Anyway, by the time I was participating in threads on MTS about religion, my husband and I had divorced, and I was probably ¾ of the way down the apostasy slope. At that point, I was still calling myself a Christian but a heretical one, and until about a year ago or so I called myself a Deist because while I could no longer in good conscience call myself a Christian, even a heretical one, there were things that I clung to that I did not want to let go of. Mostly because of “personal experiences” that made me want to think there was a God of some kind. But about a year ago or so, I finally let it all go, to make a long story short, and it was an enormous weight off my shoulders. I’m now comfortable with being publicly truthful about what I am, no longer fearing the “A” word.

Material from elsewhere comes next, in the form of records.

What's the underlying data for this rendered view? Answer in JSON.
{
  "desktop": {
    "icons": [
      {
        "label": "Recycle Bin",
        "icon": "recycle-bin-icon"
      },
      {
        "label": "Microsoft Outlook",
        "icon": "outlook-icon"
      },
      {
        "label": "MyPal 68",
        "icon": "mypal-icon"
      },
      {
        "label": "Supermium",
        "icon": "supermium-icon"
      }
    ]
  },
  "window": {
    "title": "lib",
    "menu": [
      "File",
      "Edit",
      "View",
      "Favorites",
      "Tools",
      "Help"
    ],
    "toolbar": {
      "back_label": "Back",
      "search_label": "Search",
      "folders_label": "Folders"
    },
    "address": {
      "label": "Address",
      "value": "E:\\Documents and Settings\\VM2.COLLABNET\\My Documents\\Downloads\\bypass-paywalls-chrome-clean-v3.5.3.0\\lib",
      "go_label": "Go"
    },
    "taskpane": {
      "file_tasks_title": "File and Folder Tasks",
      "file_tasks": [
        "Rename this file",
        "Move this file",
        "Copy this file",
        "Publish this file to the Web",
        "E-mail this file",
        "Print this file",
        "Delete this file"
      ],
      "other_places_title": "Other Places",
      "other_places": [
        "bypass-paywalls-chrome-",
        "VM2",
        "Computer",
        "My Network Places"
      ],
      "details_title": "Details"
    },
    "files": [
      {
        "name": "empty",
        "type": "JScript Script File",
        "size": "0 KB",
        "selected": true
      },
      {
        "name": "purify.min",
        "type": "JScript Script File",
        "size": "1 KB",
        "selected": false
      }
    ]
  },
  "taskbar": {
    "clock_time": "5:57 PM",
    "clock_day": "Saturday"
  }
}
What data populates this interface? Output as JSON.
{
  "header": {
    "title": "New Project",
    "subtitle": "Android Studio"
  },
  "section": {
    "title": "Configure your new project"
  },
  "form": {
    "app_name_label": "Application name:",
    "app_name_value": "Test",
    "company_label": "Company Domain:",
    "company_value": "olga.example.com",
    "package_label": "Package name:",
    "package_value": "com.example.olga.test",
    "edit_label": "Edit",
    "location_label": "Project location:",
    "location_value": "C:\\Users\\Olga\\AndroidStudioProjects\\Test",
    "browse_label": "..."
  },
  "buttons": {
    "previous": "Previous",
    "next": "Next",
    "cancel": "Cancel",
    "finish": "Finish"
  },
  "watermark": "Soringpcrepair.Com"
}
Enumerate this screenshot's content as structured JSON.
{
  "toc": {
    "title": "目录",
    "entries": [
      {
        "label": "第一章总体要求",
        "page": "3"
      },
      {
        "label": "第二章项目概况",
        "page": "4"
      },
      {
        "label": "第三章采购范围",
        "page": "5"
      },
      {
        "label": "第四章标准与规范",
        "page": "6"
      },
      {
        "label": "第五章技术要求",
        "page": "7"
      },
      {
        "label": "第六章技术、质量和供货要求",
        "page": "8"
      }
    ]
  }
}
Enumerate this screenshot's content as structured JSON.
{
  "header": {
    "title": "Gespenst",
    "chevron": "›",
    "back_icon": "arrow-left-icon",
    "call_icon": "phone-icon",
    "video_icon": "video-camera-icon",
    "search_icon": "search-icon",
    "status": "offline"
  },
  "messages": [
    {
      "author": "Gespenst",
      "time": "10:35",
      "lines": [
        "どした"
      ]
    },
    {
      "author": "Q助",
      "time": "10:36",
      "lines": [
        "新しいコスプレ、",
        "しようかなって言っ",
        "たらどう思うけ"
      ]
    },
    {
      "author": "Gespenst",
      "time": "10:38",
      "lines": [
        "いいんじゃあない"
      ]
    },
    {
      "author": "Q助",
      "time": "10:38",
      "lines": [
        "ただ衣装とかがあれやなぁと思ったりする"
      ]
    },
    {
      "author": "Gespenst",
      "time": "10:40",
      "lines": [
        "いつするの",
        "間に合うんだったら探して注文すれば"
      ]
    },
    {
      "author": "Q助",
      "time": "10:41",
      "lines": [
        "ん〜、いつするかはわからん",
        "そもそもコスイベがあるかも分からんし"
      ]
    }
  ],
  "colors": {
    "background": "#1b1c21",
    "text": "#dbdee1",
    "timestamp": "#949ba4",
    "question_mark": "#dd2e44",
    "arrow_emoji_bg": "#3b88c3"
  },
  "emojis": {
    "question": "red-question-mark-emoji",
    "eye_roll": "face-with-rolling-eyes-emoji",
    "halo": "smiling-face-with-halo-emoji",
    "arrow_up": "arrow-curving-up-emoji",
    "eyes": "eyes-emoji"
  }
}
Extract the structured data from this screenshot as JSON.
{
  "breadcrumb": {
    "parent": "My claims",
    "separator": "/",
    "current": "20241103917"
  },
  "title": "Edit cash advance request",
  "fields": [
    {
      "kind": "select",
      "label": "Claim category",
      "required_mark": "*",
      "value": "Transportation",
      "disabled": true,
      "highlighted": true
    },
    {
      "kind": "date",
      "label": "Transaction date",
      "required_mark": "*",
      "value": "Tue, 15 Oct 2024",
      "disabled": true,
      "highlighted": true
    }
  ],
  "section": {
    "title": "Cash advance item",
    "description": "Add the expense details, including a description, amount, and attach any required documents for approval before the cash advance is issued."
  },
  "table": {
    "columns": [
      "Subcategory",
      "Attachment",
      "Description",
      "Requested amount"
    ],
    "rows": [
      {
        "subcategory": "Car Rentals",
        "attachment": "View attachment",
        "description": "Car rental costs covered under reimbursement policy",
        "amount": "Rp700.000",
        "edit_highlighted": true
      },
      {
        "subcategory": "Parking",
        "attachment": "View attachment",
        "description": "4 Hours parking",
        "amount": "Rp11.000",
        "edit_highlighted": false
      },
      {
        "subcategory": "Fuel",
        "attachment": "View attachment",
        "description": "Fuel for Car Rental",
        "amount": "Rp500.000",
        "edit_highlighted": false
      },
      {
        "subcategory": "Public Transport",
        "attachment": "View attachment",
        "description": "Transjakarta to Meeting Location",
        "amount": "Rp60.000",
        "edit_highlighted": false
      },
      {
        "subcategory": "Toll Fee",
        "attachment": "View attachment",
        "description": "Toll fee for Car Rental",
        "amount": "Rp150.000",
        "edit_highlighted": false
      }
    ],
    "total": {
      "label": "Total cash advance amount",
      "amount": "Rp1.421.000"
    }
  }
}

That being said, although I have great antipathy for Yahweh himself, I don’t hate Christians or people of any religion. Nor will I “preach atheism.” At least, not here. ;) So, if you’re a Christian or other theist, fear not. I will probably be no more or less of a godless heathen on this particular blog than I have been before. I am, however, considering making an atheist-themed personal sideblog or something, which I would use to occasionally wax anti-apologetic and whatnot. In general, I think it’s important for American atheists, especially, to be “out” if they can be, because America is highly religious, particularly in certain areas, and people who are not with that program need community, especially if they’ve been ostracized by friends/family over their lack of belief. Not to mention the creeping fingers of Christian dominionism in our current government, with things like “religious freedom” bills and the Congressional “Freedom Caucus” and Project Blitz and such, all of which needs to be fought tooth and nail. But…I don’t know that I have the energy for another blog. We’ll see, I guess.
Oh! One last thing. Yes, I did indeed keep my marriage vows post-divorce. Christianity aside, I take serious vows…well, seriously. :) So, although we divorced, I did not sleep with anyone else until my first husband died. I almost didn’t even date anyone else, though current husband and I started dating about 4 months before my first husband died of pancreatic cancer, which at least was after I knew he was terminal and in hospice care. So, yeah, I was celibate for ~17 years. Call me weird, if you wish, but…Well, I take vows seriously. It’s just how I am.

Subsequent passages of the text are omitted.